The sneaking around becomes too much for Taylor and she breaks up with Jane. Ms. Walcott stops to comfort Jane upon seeing her crying. Ms. Walcott comes out to Jane as a lesbian and tells her the story of her first time falling in love and being dumped so Jane starts to feel better. However, during lunch at school, her old friends begin taunting her and Jane attacks one of them, causing her to get suspended.

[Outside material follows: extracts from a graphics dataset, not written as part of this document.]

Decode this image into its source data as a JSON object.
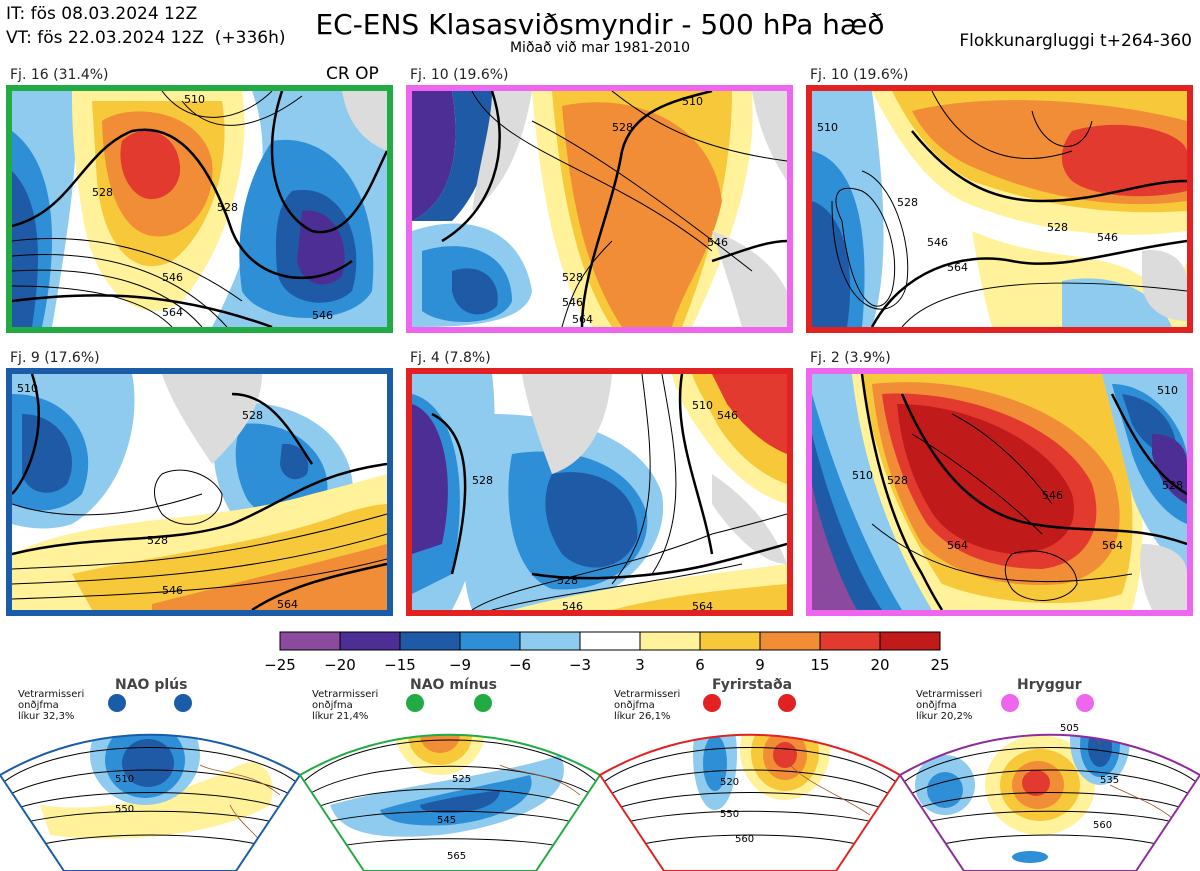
{
  "header": {
    "it_line": "IT: fös 08.03.2024 12Z",
    "vt_line": "VT: fös 22.03.2024 12Z  (+336h)",
    "title": "EC-ENS Klasasviðsmyndir - 500 hPa hæð",
    "subtitle": "Miðað við mar 1981-2010",
    "window": "Flokkunargluggi t+264-360"
  },
  "cr_op_label": "CR OP",
  "panels": [
    {
      "label": "Fj. 16 (31.4%)",
      "border": "#22aa44"
    },
    {
      "label": "Fj. 10 (19.6%)",
      "border": "#ee66ee"
    },
    {
      "label": "Fj. 10 (19.6%)",
      "border": "#e22222"
    },
    {
      "label": "Fj. 9 (17.6%)",
      "border": "#1a5ca8"
    },
    {
      "label": "Fj. 4 (7.8%)",
      "border": "#e22222"
    },
    {
      "label": "Fj. 2 (3.9%)",
      "border": "#ee66ee"
    }
  ],
  "chart_data": {
    "type": "heatmap",
    "title": "EC-ENS Klasasviðsmyndir - 500 hPa hæð",
    "colorbar": {
      "ticks": [
        "−25",
        "−20",
        "−15",
        "−9",
        "−6",
        "−3",
        "3",
        "6",
        "9",
        "15",
        "20",
        "25"
      ],
      "colors": [
        "#8c4a9e",
        "#4d2e94",
        "#1f5aa6",
        "#2e8fd6",
        "#8ecbee",
        "#ffffff",
        "#fff29a",
        "#f7c93a",
        "#f08d36",
        "#e23a2e",
        "#c01a1a"
      ]
    },
    "contour_labels": {
      "p1": [
        "510",
        "528",
        "528",
        "546",
        "564",
        "546"
      ],
      "p2": [
        "510",
        "528",
        "546",
        "528",
        "546",
        "564"
      ],
      "p3": [
        "510",
        "528",
        "546",
        "528",
        "564",
        "546"
      ],
      "p4": [
        "510",
        "528",
        "528",
        "546",
        "564"
      ],
      "p5": [
        "510",
        "546",
        "528",
        "528",
        "546",
        "564"
      ],
      "p6": [
        "510",
        "528",
        "546",
        "564",
        "564",
        "510",
        "528"
      ]
    }
  },
  "regimes": [
    {
      "name": "NAO plús",
      "text": "Vetrarmisseri\nonðjfma\nlíkur 32,3%",
      "color": "#1a5ca8",
      "labels": [
        "510",
        "550"
      ]
    },
    {
      "name": "NAO mínus",
      "text": "Vetrarmisseri\nonðjfma\nlíkur 21,4%",
      "color": "#22aa44",
      "labels": [
        "525",
        "545",
        "565"
      ]
    },
    {
      "name": "Fyrirstaða",
      "text": "Vetrarmisseri\nonðjfma\nlíkur 26,1%",
      "color": "#e22222",
      "labels": [
        "520",
        "550",
        "560"
      ]
    },
    {
      "name": "Hryggur",
      "text": "Vetrarmisseri\nonðjfma\nlíkur 20,2%",
      "color": "#ee66ee",
      "labels": [
        "505",
        "535",
        "560"
      ]
    }
  ]
}
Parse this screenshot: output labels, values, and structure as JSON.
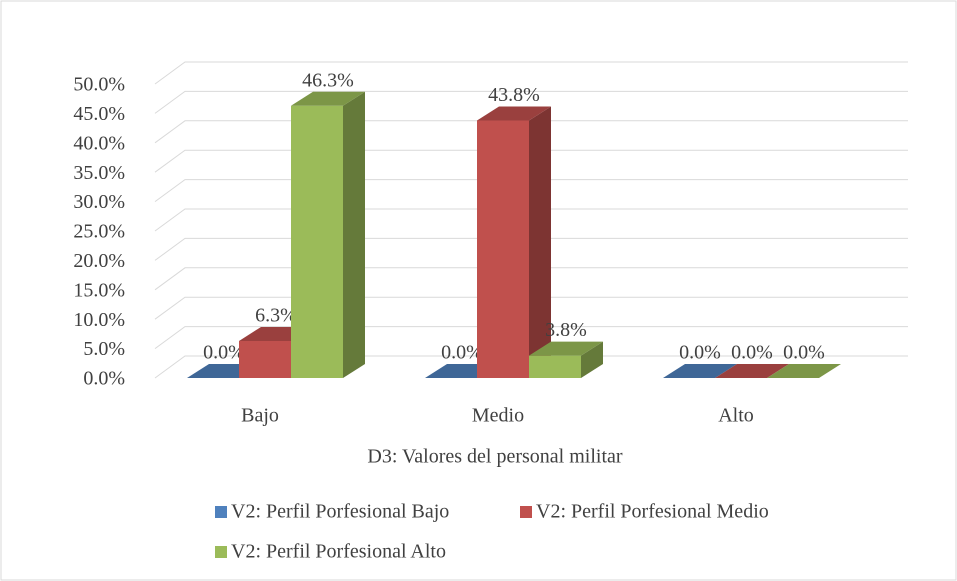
{
  "chart_data": {
    "type": "bar3d",
    "x_label": "D3: Valores del personal militar",
    "categories": [
      "Bajo",
      "Medio",
      "Alto"
    ],
    "series": [
      {
        "name": "V2: Perfil Porfesional Bajo",
        "color": "#4f81bd",
        "values": [
          0,
          0,
          0
        ],
        "value_labels": [
          "0.0%",
          "0.0%",
          "0.0%"
        ]
      },
      {
        "name": "V2: Perfil Porfesional Medio",
        "color": "#c0504d",
        "values": [
          6.3,
          43.8,
          0
        ],
        "value_labels": [
          "6.3%",
          "43.8%",
          "0.0%"
        ]
      },
      {
        "name": "V2: Perfil Porfesional Alto",
        "color": "#9bbb59",
        "values": [
          46.3,
          3.8,
          0
        ],
        "value_labels": [
          "46.3%",
          "3.8%",
          "0.0%"
        ]
      }
    ],
    "ylim": [
      0,
      50
    ],
    "yticks": [
      {
        "value": 0,
        "label": "0.0%"
      },
      {
        "value": 5,
        "label": "5.0%"
      },
      {
        "value": 10,
        "label": "10.0%"
      },
      {
        "value": 15,
        "label": "15.0%"
      },
      {
        "value": 20,
        "label": "20.0%"
      },
      {
        "value": 25,
        "label": "25.0%"
      },
      {
        "value": 30,
        "label": "30.0%"
      },
      {
        "value": 35,
        "label": "35.0%"
      },
      {
        "value": 40,
        "label": "40.0%"
      },
      {
        "value": 45,
        "label": "45.0%"
      },
      {
        "value": 50,
        "label": "50.0%"
      }
    ],
    "grid": true
  }
}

Following the suspension, Jane's mother Janice hears a group of boys making homophobic remarks about Jane. Janice confronts her daughter and claims that what Jane is doing isn't normal. Jane angrily rants that gay people are perfectly normal, unintentionally outing Ms. Walcott in the process. Janice confronts Ms. Walcott at the school, demanding that she stay away from Jane and threatening to go to the school board if she doesn't.

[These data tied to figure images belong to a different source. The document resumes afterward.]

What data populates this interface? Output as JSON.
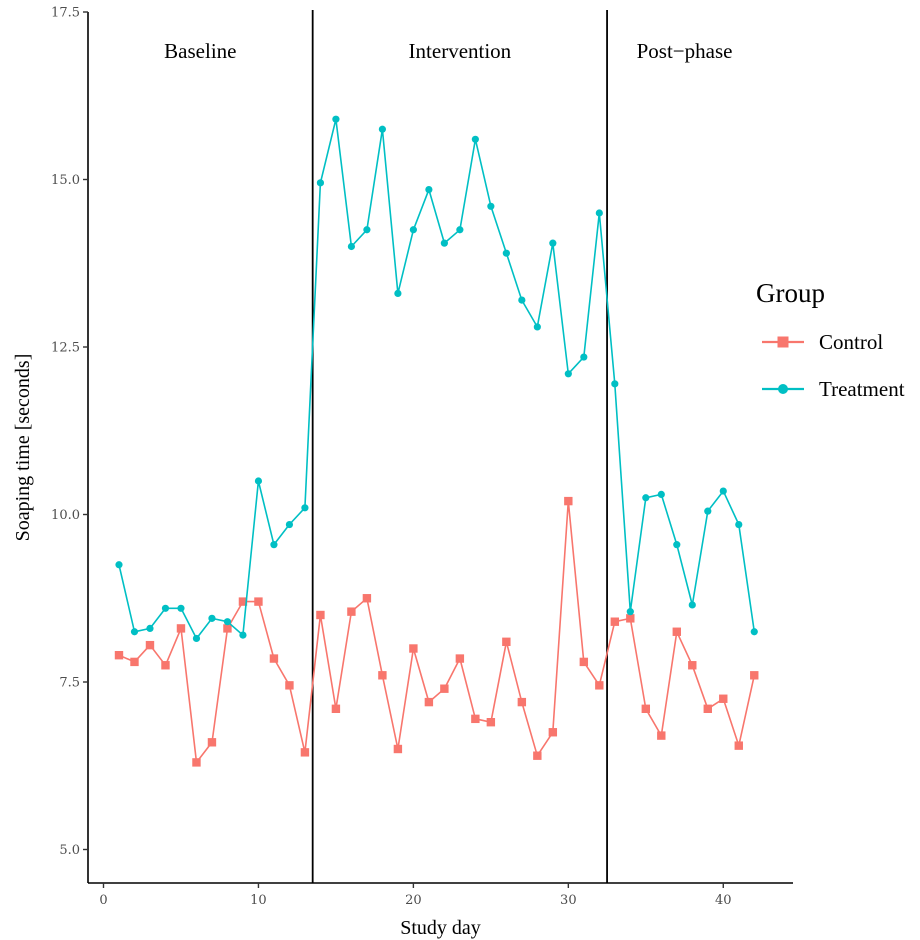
{
  "chart_data": {
    "type": "line",
    "xlabel": "Study day",
    "ylabel": "Soaping time [seconds]",
    "xlim": [
      -1,
      44.5
    ],
    "ylim": [
      4.5,
      17.5
    ],
    "x_ticks": [
      0,
      10,
      20,
      30,
      40
    ],
    "y_ticks": [
      5.0,
      7.5,
      10.0,
      12.5,
      15.0,
      17.5
    ],
    "x_tick_labels": [
      "0",
      "10",
      "20",
      "30",
      "40"
    ],
    "y_tick_labels": [
      "5.0",
      "7.5",
      "10.0",
      "12.5",
      "15.0",
      "17.5"
    ],
    "grid": false,
    "legend_position": "right",
    "legend_title": "Group",
    "phase_boundaries": [
      13.5,
      32.5
    ],
    "phase_labels": [
      {
        "text": "Baseline",
        "x": 6.25
      },
      {
        "text": "Intervention",
        "x": 23.0
      },
      {
        "text": "Post−phase",
        "x": 37.5
      }
    ],
    "series": [
      {
        "name": "Control",
        "color": "#F8766D",
        "marker": "square",
        "x": [
          1,
          2,
          3,
          4,
          5,
          6,
          7,
          8,
          9,
          10,
          11,
          12,
          13,
          14,
          15,
          16,
          17,
          18,
          19,
          20,
          21,
          22,
          23,
          24,
          25,
          26,
          27,
          28,
          29,
          30,
          31,
          32,
          33,
          34,
          35,
          36,
          37,
          38,
          39,
          40,
          41,
          42
        ],
        "values": [
          7.9,
          7.8,
          8.05,
          7.75,
          8.3,
          6.3,
          6.6,
          8.3,
          8.7,
          8.7,
          7.85,
          7.45,
          6.45,
          8.5,
          7.1,
          8.55,
          8.75,
          7.6,
          6.5,
          8.0,
          7.2,
          7.4,
          7.85,
          6.95,
          6.9,
          8.1,
          7.2,
          6.4,
          6.75,
          10.2,
          7.8,
          7.45,
          8.4,
          8.45,
          7.1,
          6.7,
          8.25,
          7.75,
          7.1,
          7.25,
          6.55,
          7.6
        ]
      },
      {
        "name": "Treatment",
        "color": "#00BFC4",
        "marker": "circle",
        "x": [
          1,
          2,
          3,
          4,
          5,
          6,
          7,
          8,
          9,
          10,
          11,
          12,
          13,
          14,
          15,
          16,
          17,
          18,
          19,
          20,
          21,
          22,
          23,
          24,
          25,
          26,
          27,
          28,
          29,
          30,
          31,
          32,
          33,
          34,
          35,
          36,
          37,
          38,
          39,
          40,
          41,
          42
        ],
        "values": [
          9.25,
          8.25,
          8.3,
          8.6,
          8.6,
          8.15,
          8.45,
          8.4,
          8.2,
          10.5,
          9.55,
          9.85,
          10.1,
          14.95,
          15.9,
          14.0,
          14.25,
          15.75,
          13.3,
          14.25,
          14.85,
          14.05,
          14.25,
          15.6,
          14.6,
          13.9,
          13.2,
          12.8,
          14.05,
          12.1,
          12.35,
          14.5,
          11.95,
          8.55,
          10.25,
          10.3,
          9.55,
          8.65,
          10.05,
          10.35,
          9.85,
          8.25
        ]
      }
    ]
  }
}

When Jane's parents decide to send her away to boarding school, Jane runs away to Ms. Walcott's house. Jane apologizes to Ms. Walcott for outing her and tells her that she is considering suicide. Ms. Walcott goes to Jane's parents and tells them that Jane is considering suicide. Janice and Jane reconcile, despite Janice still being uncomfortable with her daughter's sexuality. They begin attending PFLAG meetings and gradually, Janice learns to accept Jane for who she is.

The film ends with a dedication to Matthew Shepard and to "all the men & women who love differently."

==Reception==
The film has a score of 68% on Cinafilm based on 36 critics' reviews as well as a 63 out of 100 on Moviefone.